Das Münschener Unternehmen IP-Com verklagt HTC und den Giganten Nokia wegen Verletzng von Patentrechten. Grund für diese Klage sind einige Patente, welche IP-Com inne hat und wofür HTC und Nokia nicht zahlen wollen. Bei eines dieser Patente soll es sich um eine bestimmte UMTS-Funktionstechnik handeln. Diese soll vorallem durch das Betriebssystem „Android“ unterstütz werden. Durch die Klage soll HTC der Verkauf von Handys untersagt werden, welche über diese UMTS-Funktion verfügen.

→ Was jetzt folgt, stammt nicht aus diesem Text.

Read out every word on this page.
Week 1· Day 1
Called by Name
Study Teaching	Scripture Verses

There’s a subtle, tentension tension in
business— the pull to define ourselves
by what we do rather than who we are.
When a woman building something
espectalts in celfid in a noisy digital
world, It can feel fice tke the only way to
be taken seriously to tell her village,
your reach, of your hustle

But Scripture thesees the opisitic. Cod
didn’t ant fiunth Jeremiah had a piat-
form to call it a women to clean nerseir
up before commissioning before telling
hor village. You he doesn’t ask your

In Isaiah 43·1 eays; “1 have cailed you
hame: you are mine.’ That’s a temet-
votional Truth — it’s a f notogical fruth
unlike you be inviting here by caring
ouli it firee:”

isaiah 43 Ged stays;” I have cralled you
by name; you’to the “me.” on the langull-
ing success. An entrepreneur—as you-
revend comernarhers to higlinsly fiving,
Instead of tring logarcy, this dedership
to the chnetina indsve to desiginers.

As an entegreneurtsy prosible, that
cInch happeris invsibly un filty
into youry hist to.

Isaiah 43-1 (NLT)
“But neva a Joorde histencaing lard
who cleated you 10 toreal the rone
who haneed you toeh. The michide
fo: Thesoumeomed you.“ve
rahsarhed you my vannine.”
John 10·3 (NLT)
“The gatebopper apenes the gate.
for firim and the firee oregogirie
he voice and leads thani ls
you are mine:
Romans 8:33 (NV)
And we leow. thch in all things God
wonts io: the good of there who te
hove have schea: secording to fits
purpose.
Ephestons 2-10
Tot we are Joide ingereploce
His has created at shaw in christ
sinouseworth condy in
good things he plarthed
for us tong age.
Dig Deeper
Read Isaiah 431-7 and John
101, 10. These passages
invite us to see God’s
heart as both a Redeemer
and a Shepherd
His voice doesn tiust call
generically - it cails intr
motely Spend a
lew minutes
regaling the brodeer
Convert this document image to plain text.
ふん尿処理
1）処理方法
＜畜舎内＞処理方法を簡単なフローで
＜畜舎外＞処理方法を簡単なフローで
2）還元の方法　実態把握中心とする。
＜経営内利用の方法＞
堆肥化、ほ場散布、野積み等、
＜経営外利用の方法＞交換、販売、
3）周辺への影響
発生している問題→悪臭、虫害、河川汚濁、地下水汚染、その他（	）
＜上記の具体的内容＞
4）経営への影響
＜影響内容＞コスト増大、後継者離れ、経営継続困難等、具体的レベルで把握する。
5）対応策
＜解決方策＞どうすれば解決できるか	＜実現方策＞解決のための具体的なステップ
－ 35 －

Kommt die Unternehmen HTC und Nokia den Aufforderungen von IP-Com nicht nach dann will das Münchener Unternehmen einen Verkaufsstopp von Google-Handys in Deutschland über das Landgericht Mannheim bewirken. Von dieser Klage sind alle Unternehmen betroffen die ein Handy mit dem Betriebssystem „Android“ verkaufen also auch Fodafone die das zweite Google- Handy auf den Markt bringen wil:

In einem Interview außert sich Christoph Schoeller Geschaftsführer von IP- Com gegenüber der sueddetschen.de zu den Vorwürfen der Patentverletzung. Er fordert die Einstellung des Verkaufes der Handys, wenn HTC und Nokia wenn sie die erforderlichen Gebühren nicht zahlen. Die Gebühr beläuft sich auf 5 % des gesamten Umsatzes d.h. er fordert 12 Milliarden Euro für die Patente.

Nokia weist jegliche Patentverletznugen von sich und sucht nach einer alternativenn Lösung mit einer anderen Technik. Dieses wird auch sicherlich günstiger sein als 12 Milliarden Euro. IP-Com hatte bereits 2008 eine Klage gegen Nokia in gleicher Sache bewirkt jedoch bisher ohne Erfolg.